In the broader market context, the total cryptocurrency market capitalization reached $3.03 trillion, increasing by 0.8%. However, signs of instability persist as equity markets in the region attempt to stabilize amidst ongoing caution among investors. The MSCI Asia Pacific Index saw a modest rise of 0.6%, and Japan’s Nikkei 225 increased by 0.5% after a sharp decline in the previous session.
A contributing factor to the heightened market anxiety is the selloff in Japanese government bonds, accelerated by comments from Bank of Japan (BOJ) governor Kazuo Ueda, hinting at a potential interest rate increase this month. Traders are increasingly anticipating a shift away from the BOJ’s long-standing ultra-loose monetary policy, a move likely to have significant implications for global funding markets. As a result, the yields on 10-year Japanese government bonds rose by 1.5 basis points to reach approximately 1.88%, marking a 17-year high, ahead of a key auction. This upward trend in yields has affected overseas markets, pushing the yields on U.S. Treasury bonds above 4.08%.

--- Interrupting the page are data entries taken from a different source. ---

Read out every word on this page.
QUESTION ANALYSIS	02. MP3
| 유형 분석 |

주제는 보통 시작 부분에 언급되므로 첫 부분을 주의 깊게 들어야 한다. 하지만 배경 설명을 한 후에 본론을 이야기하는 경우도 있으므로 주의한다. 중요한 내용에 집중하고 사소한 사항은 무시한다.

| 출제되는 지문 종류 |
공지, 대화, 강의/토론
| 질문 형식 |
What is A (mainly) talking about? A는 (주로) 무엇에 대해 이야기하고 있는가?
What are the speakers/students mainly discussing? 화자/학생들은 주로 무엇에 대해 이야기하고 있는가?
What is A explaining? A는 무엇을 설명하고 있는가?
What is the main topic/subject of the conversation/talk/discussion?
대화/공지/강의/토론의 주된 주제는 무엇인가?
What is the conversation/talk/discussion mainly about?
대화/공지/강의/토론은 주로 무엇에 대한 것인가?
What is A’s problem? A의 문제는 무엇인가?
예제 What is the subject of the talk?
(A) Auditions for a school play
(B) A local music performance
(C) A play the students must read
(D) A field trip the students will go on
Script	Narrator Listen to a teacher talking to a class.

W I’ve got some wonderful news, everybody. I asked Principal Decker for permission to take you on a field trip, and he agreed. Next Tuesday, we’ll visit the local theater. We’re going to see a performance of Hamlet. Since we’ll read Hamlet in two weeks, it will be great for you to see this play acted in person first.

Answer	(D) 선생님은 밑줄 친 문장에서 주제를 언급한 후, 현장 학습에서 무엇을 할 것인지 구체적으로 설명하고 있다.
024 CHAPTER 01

In the U.S., futures on the S&P 500 remain relatively unchanged following a 0.5% decline in the index on Monday, with the Nasdaq 100 also falling by 0.4%. Recent data from the Institute for Supply Management indicated that U.S. manufacturing continued to contract in November for the ninth consecutive month, with the headline index declining to 48.2 from 48.7. This deteriorating data has led to increased speculation that the Federal Reserve might be nearing a pivot in its monetary policy. Current interest rate futures suggest an 86% probability of a 25 basis point cut during the Fed’s upcoming meeting on December 9-10, fueled by signs of easing inflation pressures and cooling economic activity.

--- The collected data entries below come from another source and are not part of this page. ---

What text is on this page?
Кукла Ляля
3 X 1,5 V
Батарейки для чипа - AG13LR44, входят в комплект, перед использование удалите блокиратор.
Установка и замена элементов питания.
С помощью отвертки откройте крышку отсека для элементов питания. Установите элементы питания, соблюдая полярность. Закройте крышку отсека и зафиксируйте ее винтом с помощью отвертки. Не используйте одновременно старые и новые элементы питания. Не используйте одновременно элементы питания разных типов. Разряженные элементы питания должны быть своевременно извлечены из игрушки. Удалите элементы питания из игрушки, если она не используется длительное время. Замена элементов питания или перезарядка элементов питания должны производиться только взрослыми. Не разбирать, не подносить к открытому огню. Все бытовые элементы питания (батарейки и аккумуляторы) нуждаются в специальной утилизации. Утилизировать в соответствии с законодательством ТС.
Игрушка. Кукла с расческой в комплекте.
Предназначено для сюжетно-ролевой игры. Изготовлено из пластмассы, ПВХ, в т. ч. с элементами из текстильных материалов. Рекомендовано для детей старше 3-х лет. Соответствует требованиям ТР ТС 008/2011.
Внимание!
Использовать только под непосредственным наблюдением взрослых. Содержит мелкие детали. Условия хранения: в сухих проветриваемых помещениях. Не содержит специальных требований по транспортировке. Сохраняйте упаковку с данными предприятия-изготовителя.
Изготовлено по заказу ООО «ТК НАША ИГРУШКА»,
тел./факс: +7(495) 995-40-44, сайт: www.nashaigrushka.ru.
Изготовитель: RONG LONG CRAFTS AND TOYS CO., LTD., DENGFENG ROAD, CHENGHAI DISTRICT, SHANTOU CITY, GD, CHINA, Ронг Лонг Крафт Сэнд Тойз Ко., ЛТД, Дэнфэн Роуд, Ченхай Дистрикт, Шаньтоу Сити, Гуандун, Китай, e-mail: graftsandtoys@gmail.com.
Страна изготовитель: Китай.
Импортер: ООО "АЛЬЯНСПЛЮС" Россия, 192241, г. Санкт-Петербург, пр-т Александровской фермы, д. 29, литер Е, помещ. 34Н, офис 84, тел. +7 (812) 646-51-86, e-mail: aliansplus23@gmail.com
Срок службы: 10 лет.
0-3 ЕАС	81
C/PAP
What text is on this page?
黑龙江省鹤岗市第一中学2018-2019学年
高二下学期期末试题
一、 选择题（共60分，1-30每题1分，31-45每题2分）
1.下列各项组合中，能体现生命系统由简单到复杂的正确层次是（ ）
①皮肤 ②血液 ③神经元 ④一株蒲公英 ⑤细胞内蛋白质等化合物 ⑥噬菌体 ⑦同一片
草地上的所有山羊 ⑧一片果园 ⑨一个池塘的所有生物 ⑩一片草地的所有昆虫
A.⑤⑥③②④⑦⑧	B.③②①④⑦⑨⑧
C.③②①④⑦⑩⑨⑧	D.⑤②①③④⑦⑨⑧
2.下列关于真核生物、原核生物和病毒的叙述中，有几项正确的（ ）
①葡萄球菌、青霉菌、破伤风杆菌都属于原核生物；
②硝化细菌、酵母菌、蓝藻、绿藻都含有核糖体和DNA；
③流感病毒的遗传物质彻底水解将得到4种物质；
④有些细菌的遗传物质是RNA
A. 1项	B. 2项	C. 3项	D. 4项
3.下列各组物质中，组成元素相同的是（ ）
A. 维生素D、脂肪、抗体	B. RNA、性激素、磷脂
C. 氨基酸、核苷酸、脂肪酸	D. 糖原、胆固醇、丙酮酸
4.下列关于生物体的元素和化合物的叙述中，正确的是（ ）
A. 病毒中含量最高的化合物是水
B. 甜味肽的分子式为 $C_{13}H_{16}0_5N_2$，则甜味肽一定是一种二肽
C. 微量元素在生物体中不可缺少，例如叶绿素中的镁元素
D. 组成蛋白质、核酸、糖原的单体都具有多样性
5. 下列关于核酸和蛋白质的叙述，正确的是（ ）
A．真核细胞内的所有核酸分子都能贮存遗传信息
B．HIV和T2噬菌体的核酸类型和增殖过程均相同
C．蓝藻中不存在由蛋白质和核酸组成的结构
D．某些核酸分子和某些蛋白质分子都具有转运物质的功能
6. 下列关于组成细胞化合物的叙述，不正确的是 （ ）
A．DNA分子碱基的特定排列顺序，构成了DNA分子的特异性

As risk aversion rises, the effects of Bitcoin’s decline are being felt across crypto-exposed stocks. Shares of MicroStrategy, the largest corporate holder of Bitcoin, experienced a notable decrease, while other companies like Coinbase and Robinhood also faced mid-single-digit drops. Bitcoin miners, including Marathon Digital and Riot Platforms, saw their stocks slide between 7% and 9%, reflecting the tightening margins driven by lower prices.
On-chain analytics reveal further concerns within the crypto market, as recent Bitcoin losses have resulted in realized losses surpassing those experienced at previous significant lows earlier in the current cycle. Analysts at Bitfinex described the market as being under stress and actively seeking liquidity, as weaker holders capitulate amid this downturn. Such extensive loss realization is often observed during later stages of corrective phases, which may signal an eventual stabilization as selling pressure diminishes.